By the third hour, the "Muscle Fever" set in. My body began to tremble uncontrollably. The Midnight Silk leathers were soaked through, sticking to my skin. I was beyond tired; I was in a trance of pain.
But something was changing.
In the silence of my exhaustion, I stopped listening to the sound of Kaelen's boots. I started listening to the Silence.
I remembered what Malachi said: Find the space where the sound stops.
Kaelen moved again—a high kick aimed at my temple. Usually, I would have flinched, closing my eyes and waiting for the impact. But this time, I didn't. I felt the air pressure change. I felt the "Void" where her foot was about to be.
I didn't dodge. I stepped into her space.
It was a clumsy, desperate movement, but it worked. Her shin slammed into my shoulder—painful, yes—but I was close enough to reach out. My fingers found the collar of her leather vest. I didn't punch. I didn't claw. I simply put every ounce of my desperation, my anger at Killian, and my fear of the dark into a single, lunging headbutt.
Crack.
Our foreheads collided. White light exploded behind my eyes, and for a second, I thought I had cracked my own skull.
But as I fell back, I saw Kaelen stumble. A thin trickle of blood began to leak from her nose. She touched it with a finger, looking at the red smear with a look of genuine shock.
High above, Malachi stood up, his blue runes flaring bright enough to illuminate the entire gallery.
Kaelen didn't get angry. She didn't retaliate. A slow, terrifyingly sharp smile spread across her face.
"There she is," Kaelen whispered. "The Queen finally decided to show up."
The Collapse
The victory was short-lived. The moment the adrenaline from that hit faded, the "Spirit Exhaustion" hit me like a tidal wave.
The violet rune on my forehead began to thrum with a heat so intense I felt like my brain was boiling. I tried to take a step toward Kaelen, to finish what I started, but my knees didn't just buckle—they gave out entirely.
The world tilted. The black obsidian floor rushed up to meet me, but this time, I didn't feel the impact.
I felt a pair of strong, massive arms catch me before I hit the stone. I smelled cedar and rain. I felt the steady, thundering heartbeat of a King against my cheek.

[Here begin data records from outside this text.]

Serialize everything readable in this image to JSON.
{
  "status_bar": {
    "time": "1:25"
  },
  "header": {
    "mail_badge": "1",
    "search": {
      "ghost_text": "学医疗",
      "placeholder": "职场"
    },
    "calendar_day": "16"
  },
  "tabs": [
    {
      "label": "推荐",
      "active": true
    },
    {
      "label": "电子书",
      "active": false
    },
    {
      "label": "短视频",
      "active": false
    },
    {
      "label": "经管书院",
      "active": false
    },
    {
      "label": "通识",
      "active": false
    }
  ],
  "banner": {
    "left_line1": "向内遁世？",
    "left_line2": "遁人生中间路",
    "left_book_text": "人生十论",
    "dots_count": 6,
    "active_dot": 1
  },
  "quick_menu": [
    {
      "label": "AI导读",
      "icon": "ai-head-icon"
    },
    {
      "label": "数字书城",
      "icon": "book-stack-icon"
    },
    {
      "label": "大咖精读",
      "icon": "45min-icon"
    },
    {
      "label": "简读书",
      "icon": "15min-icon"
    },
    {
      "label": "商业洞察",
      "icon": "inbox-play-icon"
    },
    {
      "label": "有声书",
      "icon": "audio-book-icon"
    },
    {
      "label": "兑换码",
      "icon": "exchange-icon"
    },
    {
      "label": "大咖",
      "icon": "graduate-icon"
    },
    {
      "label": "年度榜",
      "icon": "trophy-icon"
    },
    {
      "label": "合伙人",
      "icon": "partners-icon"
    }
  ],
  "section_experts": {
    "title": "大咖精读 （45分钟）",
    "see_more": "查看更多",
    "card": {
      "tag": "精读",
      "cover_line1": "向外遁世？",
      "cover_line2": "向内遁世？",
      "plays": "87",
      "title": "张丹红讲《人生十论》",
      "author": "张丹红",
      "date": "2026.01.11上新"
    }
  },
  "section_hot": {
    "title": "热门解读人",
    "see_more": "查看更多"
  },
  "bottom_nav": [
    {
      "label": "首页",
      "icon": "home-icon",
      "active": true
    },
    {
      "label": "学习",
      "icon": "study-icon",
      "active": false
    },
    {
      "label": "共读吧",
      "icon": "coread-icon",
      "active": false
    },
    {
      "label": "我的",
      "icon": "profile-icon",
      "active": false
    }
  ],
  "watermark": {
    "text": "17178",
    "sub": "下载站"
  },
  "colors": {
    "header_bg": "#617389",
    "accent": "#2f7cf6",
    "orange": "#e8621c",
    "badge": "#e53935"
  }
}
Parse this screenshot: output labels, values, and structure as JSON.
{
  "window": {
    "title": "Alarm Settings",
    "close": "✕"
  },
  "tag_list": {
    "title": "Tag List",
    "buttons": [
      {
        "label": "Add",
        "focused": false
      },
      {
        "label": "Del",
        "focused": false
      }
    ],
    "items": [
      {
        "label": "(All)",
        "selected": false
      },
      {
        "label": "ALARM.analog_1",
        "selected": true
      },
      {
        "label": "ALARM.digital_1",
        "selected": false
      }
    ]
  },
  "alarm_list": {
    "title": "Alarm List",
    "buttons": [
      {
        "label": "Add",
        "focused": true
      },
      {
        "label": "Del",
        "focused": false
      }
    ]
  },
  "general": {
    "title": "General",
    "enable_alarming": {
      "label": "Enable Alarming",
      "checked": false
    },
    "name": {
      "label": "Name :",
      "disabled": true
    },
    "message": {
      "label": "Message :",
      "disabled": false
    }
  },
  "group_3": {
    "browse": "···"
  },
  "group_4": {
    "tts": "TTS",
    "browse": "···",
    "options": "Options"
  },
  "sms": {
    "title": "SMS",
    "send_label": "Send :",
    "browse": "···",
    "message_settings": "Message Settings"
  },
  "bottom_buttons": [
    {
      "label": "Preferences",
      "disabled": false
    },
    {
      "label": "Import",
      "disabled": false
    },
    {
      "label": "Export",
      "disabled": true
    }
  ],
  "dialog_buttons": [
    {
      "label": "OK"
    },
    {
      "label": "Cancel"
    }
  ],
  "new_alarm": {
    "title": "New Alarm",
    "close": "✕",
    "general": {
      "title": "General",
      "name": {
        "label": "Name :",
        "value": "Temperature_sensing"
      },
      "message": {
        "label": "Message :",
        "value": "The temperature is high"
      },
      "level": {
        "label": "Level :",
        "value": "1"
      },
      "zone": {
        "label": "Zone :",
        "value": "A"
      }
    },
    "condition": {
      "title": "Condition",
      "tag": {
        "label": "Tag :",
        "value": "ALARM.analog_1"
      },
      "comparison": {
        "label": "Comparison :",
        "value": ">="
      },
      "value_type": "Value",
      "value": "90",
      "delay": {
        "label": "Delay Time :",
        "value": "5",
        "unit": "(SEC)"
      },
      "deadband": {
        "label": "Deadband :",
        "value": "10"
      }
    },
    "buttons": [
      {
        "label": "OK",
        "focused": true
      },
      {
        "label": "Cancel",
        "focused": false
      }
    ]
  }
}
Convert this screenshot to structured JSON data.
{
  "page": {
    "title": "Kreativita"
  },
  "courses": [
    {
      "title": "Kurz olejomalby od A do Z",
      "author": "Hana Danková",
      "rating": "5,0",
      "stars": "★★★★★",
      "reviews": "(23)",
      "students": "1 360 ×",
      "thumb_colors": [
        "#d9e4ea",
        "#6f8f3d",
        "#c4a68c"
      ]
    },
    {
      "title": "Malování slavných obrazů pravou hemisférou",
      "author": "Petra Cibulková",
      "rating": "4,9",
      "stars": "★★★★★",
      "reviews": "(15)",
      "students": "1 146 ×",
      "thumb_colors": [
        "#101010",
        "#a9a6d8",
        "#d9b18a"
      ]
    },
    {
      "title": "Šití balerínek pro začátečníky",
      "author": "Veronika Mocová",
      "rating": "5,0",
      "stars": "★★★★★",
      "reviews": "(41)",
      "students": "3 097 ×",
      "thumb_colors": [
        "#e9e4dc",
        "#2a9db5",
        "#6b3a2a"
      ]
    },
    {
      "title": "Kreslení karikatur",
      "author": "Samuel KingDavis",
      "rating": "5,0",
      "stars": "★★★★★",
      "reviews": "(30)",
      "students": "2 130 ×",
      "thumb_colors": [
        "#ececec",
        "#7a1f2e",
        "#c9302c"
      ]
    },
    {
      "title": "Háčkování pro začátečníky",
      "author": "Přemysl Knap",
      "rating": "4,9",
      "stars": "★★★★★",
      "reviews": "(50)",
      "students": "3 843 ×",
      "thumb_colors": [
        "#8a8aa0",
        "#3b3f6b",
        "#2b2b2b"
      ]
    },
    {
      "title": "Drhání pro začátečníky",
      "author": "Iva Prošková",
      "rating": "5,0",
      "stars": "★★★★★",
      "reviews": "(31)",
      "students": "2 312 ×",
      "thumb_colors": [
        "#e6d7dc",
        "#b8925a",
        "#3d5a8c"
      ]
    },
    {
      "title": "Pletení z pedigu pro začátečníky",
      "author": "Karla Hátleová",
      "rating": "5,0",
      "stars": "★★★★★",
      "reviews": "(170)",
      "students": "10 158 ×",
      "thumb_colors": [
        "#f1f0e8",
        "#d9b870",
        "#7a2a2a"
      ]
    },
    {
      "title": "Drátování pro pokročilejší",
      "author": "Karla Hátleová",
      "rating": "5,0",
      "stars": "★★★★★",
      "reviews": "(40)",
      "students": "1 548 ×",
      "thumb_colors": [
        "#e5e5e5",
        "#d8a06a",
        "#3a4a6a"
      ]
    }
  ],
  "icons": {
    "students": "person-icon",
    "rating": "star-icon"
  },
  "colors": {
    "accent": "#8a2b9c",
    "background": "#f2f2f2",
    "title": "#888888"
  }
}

"Enough," Malachi's voice vibrated through my chest. It wasn't directed at me, but at Kaelen. It was a command that brooked no argument.
"She landed a hit, Alpha," Kaelen said, her voice sounding far away. "The girl is gone. The warrior is waking up."
"She's also dying of exhaustion," Malachi growled.
He lifted me, cradling me against his chest as if I weighed nothing. I tried to speak, to tell him I could walk, but my jaw wouldn't move. I could only tuck my head into the crook of his neck, breathing in his scent as the darkness finally pulled me under.
The last thing I felt was the "Tether"—that violet cable—pulsing with a protective, fierce heat that told me I was safe. I had survived the first day. But as I slipped into the black, I knew the real work had only just begun.